CXMT began to develop DRAM chips three years ago and has invested 55 billion yuan in the segment of the industry so far. It is planning to catch up with Samsung Electronics and SK Hynix by developing its extreme ultraviolet lithography (EUV) technology. Tsinghua Unigroup, in the meantime, is going to invest 800 billion yuan for DRAM production for 10 years to come and the production is scheduled to start in 2021.
According to the Semiconductor Equipment and Materials International (SEMI), South Korea’s and China’s semiconductor equipment investments for this year are estimated at US$9.2 billion and US$11.7 billion, respectively. In addition, those for next year are estimated at US$11.7 billion and US$14.5 billion, respectively.
Chinese companies’ DRAM chips are likely to increase their market share based on supply within China although the products fall short of international quality standards. This is similar to the strategy of Chinese smartphone manufacturers such as Huawei and Oppo, which entered the global market after dominating their domestic market with low-quality smartphones.
In the SoC segment, Taiwanese foundries TSMC and UMC are planning to expand their manufacturing facilities in China to better meet the demand of fabless companies in China. Specifically, TSMC is going to increase its monthly production capacity on a 12-inch wafer basis from 10,000 units to 15,000 units in Nanjing by the end of this year. TSMC’s facilities in the region are currently producing microcontrollers for use in consumer electronics and smartphone application processors through 16-nm processes. In addition, TSMC is going to increase the wafer-based production volume to 20,000 units next year.

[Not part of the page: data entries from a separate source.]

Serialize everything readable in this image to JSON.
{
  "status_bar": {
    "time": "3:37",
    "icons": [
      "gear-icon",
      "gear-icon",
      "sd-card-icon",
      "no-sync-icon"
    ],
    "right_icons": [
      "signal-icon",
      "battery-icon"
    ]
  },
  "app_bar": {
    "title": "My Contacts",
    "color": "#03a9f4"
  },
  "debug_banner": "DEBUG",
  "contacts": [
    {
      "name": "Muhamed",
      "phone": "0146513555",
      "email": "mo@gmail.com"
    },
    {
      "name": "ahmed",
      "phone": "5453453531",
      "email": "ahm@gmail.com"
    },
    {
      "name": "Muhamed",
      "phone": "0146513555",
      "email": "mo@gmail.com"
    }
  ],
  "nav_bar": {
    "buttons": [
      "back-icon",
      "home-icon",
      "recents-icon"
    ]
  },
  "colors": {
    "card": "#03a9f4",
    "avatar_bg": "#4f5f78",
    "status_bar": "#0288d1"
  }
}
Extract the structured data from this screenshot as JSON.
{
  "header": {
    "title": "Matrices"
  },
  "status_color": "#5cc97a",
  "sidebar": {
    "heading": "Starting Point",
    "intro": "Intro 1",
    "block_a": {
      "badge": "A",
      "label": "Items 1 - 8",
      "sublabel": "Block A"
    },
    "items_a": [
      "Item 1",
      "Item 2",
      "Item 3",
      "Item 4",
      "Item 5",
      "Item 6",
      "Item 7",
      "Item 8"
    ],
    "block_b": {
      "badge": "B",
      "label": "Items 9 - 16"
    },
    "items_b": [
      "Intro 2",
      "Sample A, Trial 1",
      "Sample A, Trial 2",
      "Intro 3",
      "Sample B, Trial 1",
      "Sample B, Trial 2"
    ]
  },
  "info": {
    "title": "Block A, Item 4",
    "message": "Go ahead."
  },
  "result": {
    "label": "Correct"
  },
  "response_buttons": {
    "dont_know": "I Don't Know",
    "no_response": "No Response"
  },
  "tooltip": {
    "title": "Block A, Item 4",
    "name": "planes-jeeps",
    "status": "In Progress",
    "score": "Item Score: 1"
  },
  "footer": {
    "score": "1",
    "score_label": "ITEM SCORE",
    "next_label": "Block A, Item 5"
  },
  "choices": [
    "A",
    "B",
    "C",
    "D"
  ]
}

Likewise, UMC will expand its 28-nm to 40-nm processes in Xiamen for an increase in 12-inch wafer-based production from 170,000 units to 250,000 units. Given that the processes are old processes, most of the products produced there are likely to be supplied to Chinese clients.
Chinese foundry SMIC, in the meantime, recorded a capacity utilization of 97 percent in the third quarter of this year with its supply to Chinese fabless companies accounting for more than 60 percent of its total supply. 14-nm FinFET processes are currently the mainstream of the company’s processes.
The foundry facility expansion in China has to do with a rapid increase within China in the supply of SoC products such as application processors, microcontrollers and power management integrated circuits. Huawei, in particular, is leading China’s SoC industry growth by, for example, unveiling Kirin 990 as an integrated 5G processor amid U.S. restrictions.